Sandra Day O'Connor

Former U.S. Supreme Court Justice

 

Sandra Day O’Connor will always be known as the first woman to serve on the Supreme Court of the United States, but her impact reaches much further than that. O’Connor was born in El Paso, Texas on March 26, 1930. She spent her childhood on the Lazy B, her family’s ranch in Arizona. O’Connor displayed high levels of intelligence at a young age. 

At sixteen, she was admitted to Stanford University, where she earned a bachelor’s degree in Economics. In 1950 she was admitted to Stanford Law. During her time at Stanford Law, she worked on the board of editors for the Stanford Law Review. She completed law school in just two years as opposed to the usual three. Despite her impeccable qualifications, Sandra Day O’Connor struggled to find employment in the legal field due to a heavy bias against women as attorneys. She began her legal career working for the county attorney of San Mateo for free, after turning down a paid position as a legal secretary. Once she proved herself as an asset, she got a job as the deputy county attorney.

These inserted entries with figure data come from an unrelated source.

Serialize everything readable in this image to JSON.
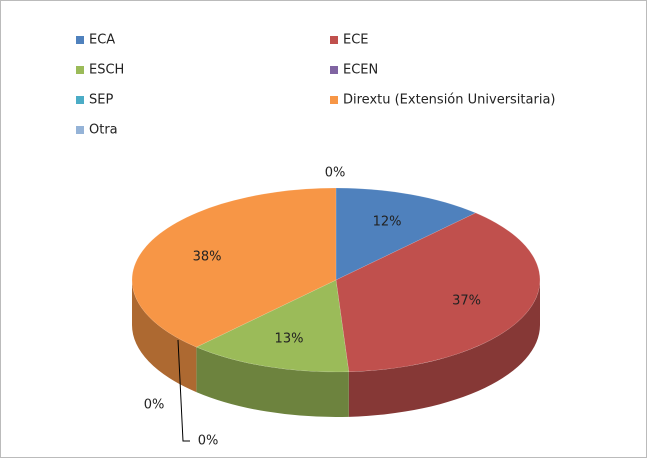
{
  "chart_data": {
    "type": "pie",
    "categories": [
      "ECA",
      "ECE",
      "ESCH",
      "ECEN",
      "SEP",
      "Dirextu (Extensión Universitaria)",
      "Otra"
    ],
    "values": [
      12,
      37,
      13,
      0,
      0,
      38,
      0
    ],
    "value_labels": [
      "12%",
      "37%",
      "13%",
      "0%",
      "0%",
      "38%",
      "0%"
    ],
    "colors": [
      "#4f81bd",
      "#c0504d",
      "#9bbb59",
      "#8064a2",
      "#4bacc6",
      "#f79646",
      "#95b3d7"
    ],
    "legend": "top"
  }
}
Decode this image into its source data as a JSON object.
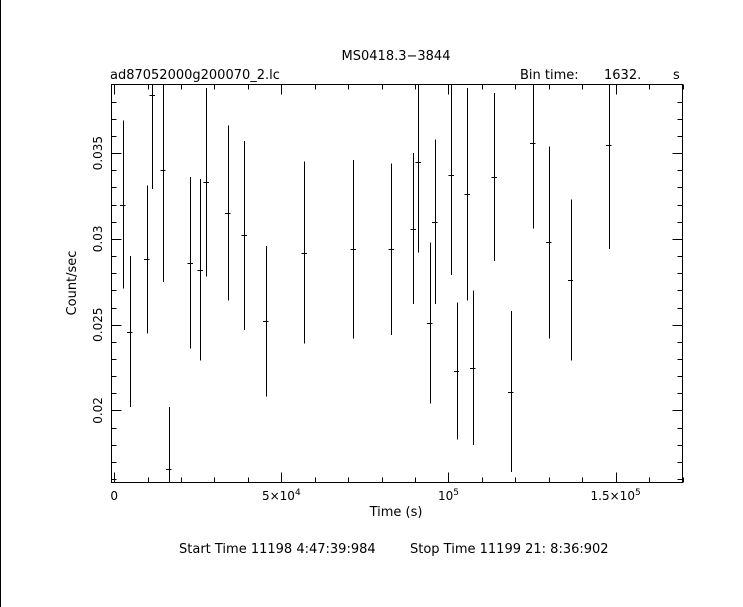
{
  "chart_data": {
    "type": "scatter",
    "title": "MS0418.3−3844",
    "subtitle_left": "ad87052000g200070_2.lc",
    "bin_time_label": "Bin time:",
    "bin_time_value": "1632.",
    "bin_time_unit": "s",
    "xlabel": "Time (s)",
    "ylabel": "Count/sec",
    "xlim": [
      -800,
      170000
    ],
    "ylim": [
      0.0158,
      0.039
    ],
    "x_ticks": [
      {
        "value": 0,
        "base": "0",
        "exp": ""
      },
      {
        "value": 50000,
        "base": "5×10",
        "exp": "4"
      },
      {
        "value": 100000,
        "base": "10",
        "exp": "5"
      },
      {
        "value": 150000,
        "base": "1.5×10",
        "exp": "5"
      }
    ],
    "y_ticks": [
      {
        "value": 0.02,
        "label": "0.02"
      },
      {
        "value": 0.025,
        "label": "0.025"
      },
      {
        "value": 0.03,
        "label": "0.03"
      },
      {
        "value": 0.035,
        "label": "0.035"
      }
    ],
    "grid": false,
    "series": [
      {
        "points": [
          {
            "x": 2500,
            "y": 0.032,
            "err": 0.0049
          },
          {
            "x": 4600,
            "y": 0.0246,
            "err": 0.0044
          },
          {
            "x": 9800,
            "y": 0.0288,
            "err": 0.0043
          },
          {
            "x": 11400,
            "y": 0.0384,
            "err": 0.0055
          },
          {
            "x": 14600,
            "y": 0.034,
            "err": 0.0065
          },
          {
            "x": 16300,
            "y": 0.0166,
            "err": 0.0036
          },
          {
            "x": 22700,
            "y": 0.0286,
            "err": 0.005
          },
          {
            "x": 25800,
            "y": 0.0282,
            "err": 0.0053
          },
          {
            "x": 27500,
            "y": 0.0333,
            "err": 0.0055
          },
          {
            "x": 34000,
            "y": 0.0315,
            "err": 0.0051
          },
          {
            "x": 38900,
            "y": 0.0302,
            "err": 0.0055
          },
          {
            "x": 45400,
            "y": 0.0252,
            "err": 0.0044
          },
          {
            "x": 56900,
            "y": 0.0292,
            "err": 0.0053
          },
          {
            "x": 71500,
            "y": 0.0294,
            "err": 0.0052
          },
          {
            "x": 82900,
            "y": 0.0294,
            "err": 0.005
          },
          {
            "x": 89400,
            "y": 0.0306,
            "err": 0.0044
          },
          {
            "x": 91000,
            "y": 0.0345,
            "err": 0.0053
          },
          {
            "x": 94400,
            "y": 0.0251,
            "err": 0.0047
          },
          {
            "x": 95900,
            "y": 0.031,
            "err": 0.0048
          },
          {
            "x": 100800,
            "y": 0.0337,
            "err": 0.0058
          },
          {
            "x": 102400,
            "y": 0.0223,
            "err": 0.004
          },
          {
            "x": 105600,
            "y": 0.0326,
            "err": 0.0062
          },
          {
            "x": 107300,
            "y": 0.0225,
            "err": 0.0045
          },
          {
            "x": 113700,
            "y": 0.0336,
            "err": 0.0049
          },
          {
            "x": 118600,
            "y": 0.0211,
            "err": 0.0047
          },
          {
            "x": 125200,
            "y": 0.0356,
            "err": 0.005
          },
          {
            "x": 130000,
            "y": 0.0298,
            "err": 0.0056
          },
          {
            "x": 136500,
            "y": 0.0276,
            "err": 0.0047
          },
          {
            "x": 147900,
            "y": 0.0355,
            "err": 0.0061
          }
        ],
        "x_half_width": 816
      }
    ]
  },
  "footer": {
    "start_time": "Start Time 11198  4:47:39:984",
    "stop_time": "Stop Time 11199 21: 8:36:902"
  }
}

In 1954, O’Connor left California to work in Frankfurt, Germany as a civilian attorney for the Quartermaster Masker Center, a site abroad for the U.S. Army Quartermaster Corps. In 1957, she returned to the United States, settled in Arizona with her husband, and created a private practice with another attorney. Eight years later, she began working as the Assistant Attorney General of Arizona. In 1969, Sandra Day O’Connor was appointed to the Arizona State Senate to fill a vacated seat. In 1970, she kept that seat when she was elected to the State Senate for a full term as a Republican. She was reelected to that position twice, even serving as the first female majority leader in any state senate. She moved to her first position in the judiciary in 1975 after winning the election for a seat in the Superior Court of Maricopa County, and was appointed to the Arizona Supreme Court of Appeals four years later. She worked in the state supreme court for only two years before President Ronald Reagan nominated her in 1981 to become the first female justice to serve on the United States Supreme Court. She was unanimously approved by the Senate.

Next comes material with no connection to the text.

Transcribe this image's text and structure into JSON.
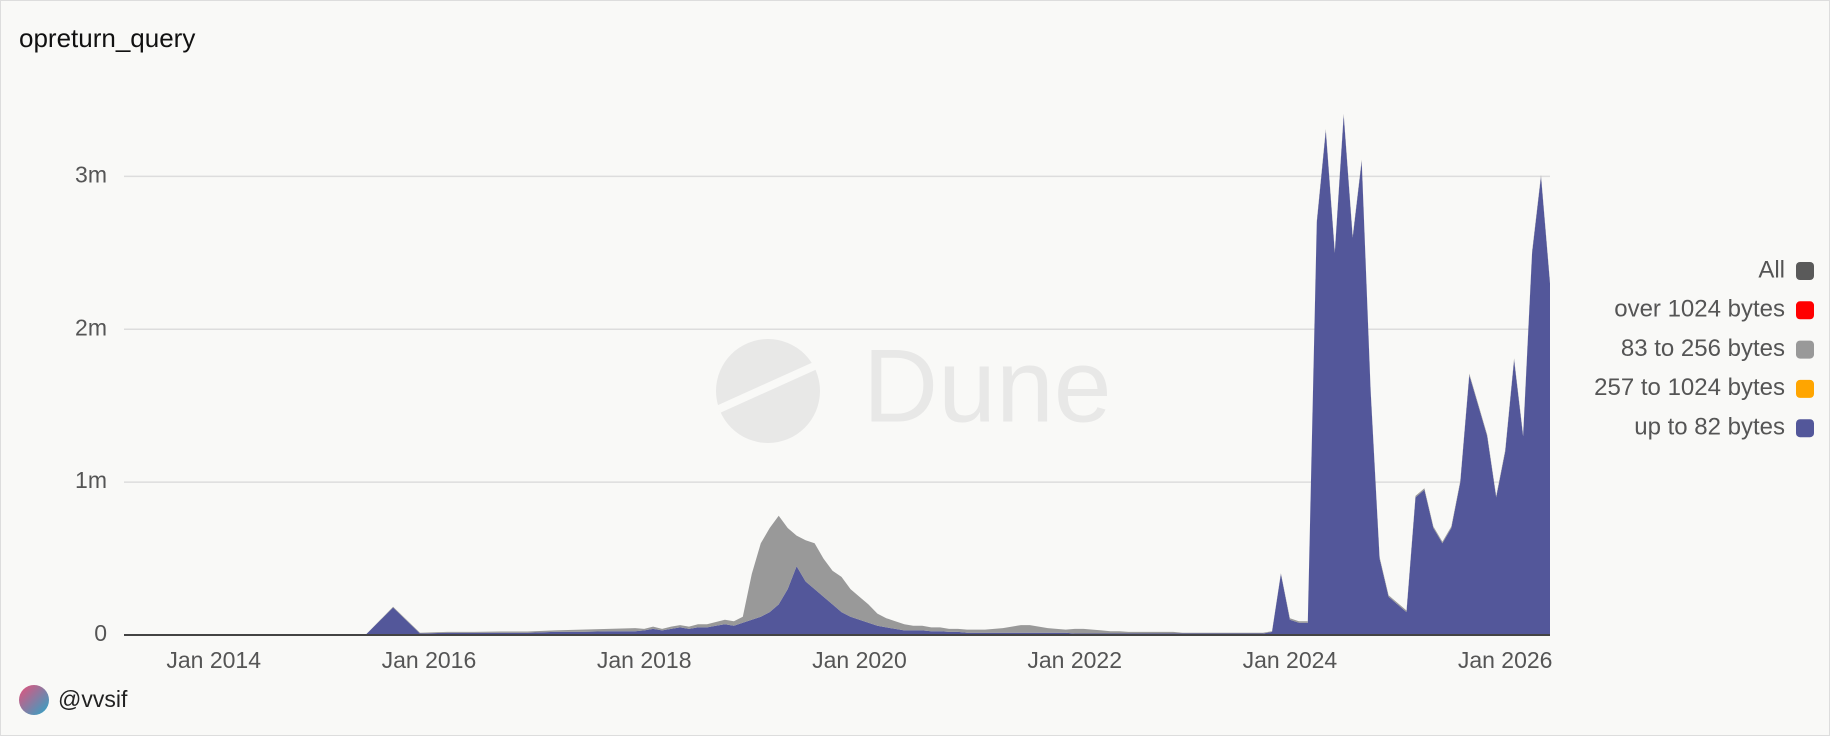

Justice O’Connor wasted no time and leaped right in to her career as a justice by drafting the majority opinion in Mississippi University for Women v. Hogan. This case involved gender discrimination in which a man sued after being denied admission to the traditionally all-female nursing school. The Court ruled that the school must admit qualified men, and O’Connor also reasoned that not allowing men into the school perpetuated the limiting stereotype that nursing was a woman’s job. In 1992, O’Connor served as the swing vote that reaffirmed the Roe v. Wade decision in the abortion rights case Planned Parenthood v. Casey, despite the Republican push to overturn Roe. O’Connor continued to promote women’s interests in two cases that protected the rights of young girls in school being harassed by their classmates and held the schools liable for such harassment. Over the course of her two decades on the court, the conservative justice became known as a somewhat unpredictable voter. She was known for being a majority builder whenever possible, but also for being a swing vote in the divisive cases. In cases lacking a consensus, she wrote as narrow a decision as. She retired from the bench in 2006 to care for her husband, who was diagnosed with Alzheimer’s disease. Since her retirement, she has advocated for educating America’s youth on how they can be involved in civics and government. She founded iCivics, a website dedicated to providing creative and effective teaching tools on the subject of civic engagement.